Perhaps driver issues are the issue... there still remains an 'Unknown device' and the sound output is showing as Digital Audio S/PDIF. I've tried downloading various audio drivers with no change.

Speaking of the large knob; the overall aesthetic of the front of the case is pleasing to me and I'm considering that it would probably look good coupled with two old Sony amplifiers I have. Since I've been playing around with this case I'm tempted to do more with it rather than just sell it...

  • Could I fit a 2 x 120mm AIO liquid cooler (minus the fans) and make a super quiet system? I have one that might fit.

  • I would consider a passively cooled graphics card; I'm visualising one that has a large heatsink that wraps round the PCB since this case has poor GPU cooling.

[20 February 2022] The next day I decided I would install Windows 7 on the system; this would enable me to check the sound driver issue since the drivers would surely work with 7. This would also enable me to check the volume knob again.

I had just finished transferring the files I had downloaded onto a memory stick ready to wipe over everything on the SSD with Windows 7, when... *BANG*... no it didn't really do that... but it might of... The computer wouldn't switch back on for me to install the OS. Somehow, even though I'd had the computer running under load for some days (running Einstein@home) the PSU had now decided to give up... silently. Very weird (perhaps it serves me right for doing yesterday's fake *BANG*.... I'll add the PSU to my small pile of "To Fix Later" and resort to using another on my next attempt...

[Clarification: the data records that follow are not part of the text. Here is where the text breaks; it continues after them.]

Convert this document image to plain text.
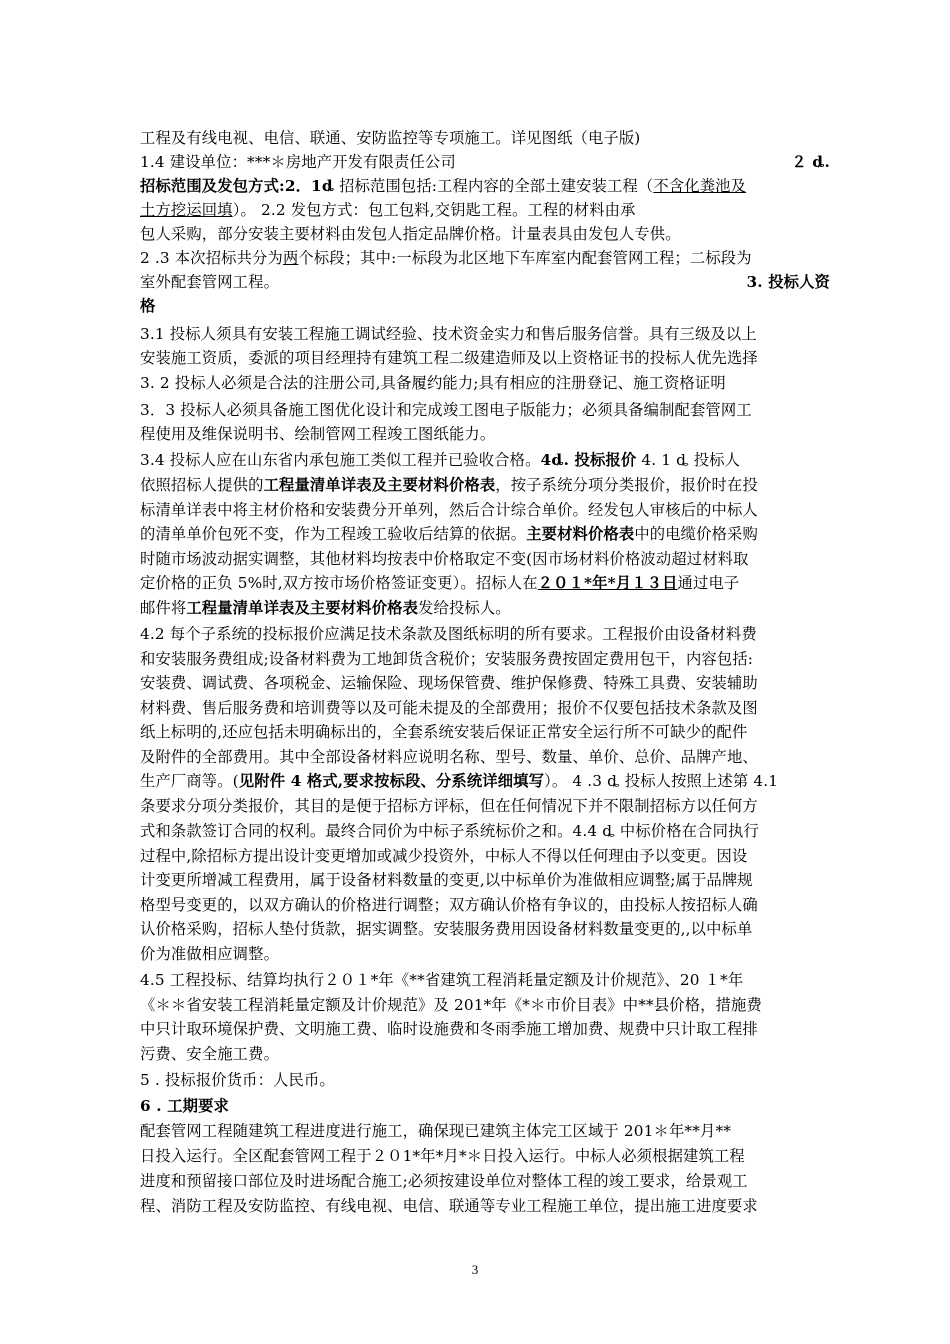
工程及有线电视、电信、联通、安防监控等专项施工。详见图纸（电子版)
1.4 建设单位：***＊房地产开发有限责任公司	２ ȡ.
招标范围及发包方式:2．1ȡ 招标范围包括:工程内容的全部土建安装工程（不含化粪池及
土方挖运回填）。 2.2 发包方式：包工包料,交钥匙工程。工程的材料由承
包人采购，部分安装主要材料由发包人指定品牌价格。计量表具由发包人专供。
2 .3 本次招标共分为两个标段；其中:一标段为北区地下车库室内配套管网工程；二标段为
室外配套管网工程。	3. 投标人资
格
3.1 投标人须具有安装工程施工调试经验、技术资金实力和售后服务信誉。具有三级及以上
安装施工资质，委派的项目经理持有建筑工程二级建造师及以上资格证书的投标人优先选择
3. 2 投标人必须是合法的注册公司,具备履约能力;具有相应的注册登记、施工资格证明
3．3 投标人必须具备施工图优化设计和完成竣工图电子版能力；必须具备编制配套管网工
程使用及维保说明书、绘制管网工程竣工图纸能力。
3.4 投标人应在山东省内承包施工类似工程并已验收合格。4ȡ. 投标报价 4. 1 ȡ 投标人
依照招标人提供的工程量清单详表及主要材料价格表，按子系统分项分类报价，报价时在投
标清单详表中将主材价格和安装费分开单列，然后合计综合单价。经发包人审核后的中标人
的清单单价包死不变，作为工程竣工验收后结算的依据。主要材料价格表中的电缆价格采购
时随市场波动据实调整，其他材料均按表中价格取定不变(因市场材料价格波动超过材料取
定价格的正负 5%时,双方按市场价格签证变更）。招标人在２０１*年*月１３日通过电子
邮件将工程量清单详表及主要材料价格表发给投标人。
4.2 每个子系统的投标报价应满足技术条款及图纸标明的所有要求。工程报价由设备材料费
和安装服务费组成;设备材料费为工地卸货含税价；安装服务费按固定费用包干，内容包括:
安装费、调试费、各项税金、运输保险、现场保管费、维护保修费、特殊工具费、安装辅助
材料费、售后服务费和培训费等以及可能未提及的全部费用；报价不仅要包括技术条款及图
纸上标明的,还应包括未明确标出的，全套系统安装后保证正常安全运行所不可缺少的配件
及附件的全部费用。其中全部设备材料应说明名称、型号、数量、单价、总价、品牌产地、
生产厂商等。(见附件 4 格式,要求按标段、分系统详细填写）。 4 .3 ȡ 投标人按照上述第 4.1
条要求分项分类报价，其目的是便于招标方评标，但在任何情况下并不限制招标方以任何方
式和条款签订合同的权利。最终合同价为中标子系统标价之和。4.4 ȡ 中标价格在合同执行
过程中,除招标方提出设计变更增加或减少投资外，中标人不得以任何理由予以变更。因设
计变更所增减工程费用，属于设备材料数量的变更,以中标单价为准做相应调整;属于品牌规
格型号变更的，以双方确认的价格进行调整；双方确认价格有争议的，由投标人按招标人确
认价格采购，招标人垫付货款，据实调整。安装服务费用因设备材料数量变更的,,以中标单
价为准做相应调整。
4.5 工程投标、结算均执行２０１*年《**省建筑工程消耗量定额及计价规范》、20 １*年
《＊＊省安装工程消耗量定额及计价规范》及 201*年《*＊市价目表》中**县价格，措施费
中只计取环境保护费、文明施工费、临时设施费和冬雨季施工增加费、规费中只计取工程排
污费、安全施工费。
5 . 投标报价货币：人民币。
6 . 工期要求
配套管网工程随建筑工程进度进行施工，确保现已建筑主体完工区域于 201＊年**月**
日投入运行。全区配套管网工程于２０1*年*月*＊日投入运行。中标人必须根据建筑工程
进度和预留接口部位及时进场配合施工;必须按建设单位对整体工程的竣工要求，给景观工
程、消防工程及安防监控、有线电视、电信、联通等专业工程施工单位，提出施工进度要求
3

Sadly that attempt also failed; not only had the PSU given up, the motherboard wasn't powering up with a replacement.

I decided to remove the motherboard to investigate further. Here's the mess I found under it...

I really should have done that to begin with.

I determined that those capacitors I had noted were bulging were the most likely failure point. I took a closer look at them to determine what replacements I needed. I started reading the details on them and got confused why the four tall brown ones all had the same rating when they were clearly different sizes...

The reason being, they had expanded/blown their tops so much that some looked taller than others - I'd never seen any failed capacitors look quite like that before! I'm surprised I had this board working at all... I'm also suspecting that the state of these capacitors lead to PSU failing.

For now I have ordered some replacement capacitors, four tall ones, and six of the small ones that surround the CPU. They're coming from China, so will take a while to arrive.

[UPDATE] Sadly my efforts to replace the capacitors proved to be unsuccessful; the board would still not POST. I had struggled to remove the old capacitors and it may have been that I damaged the board or there was some other issue.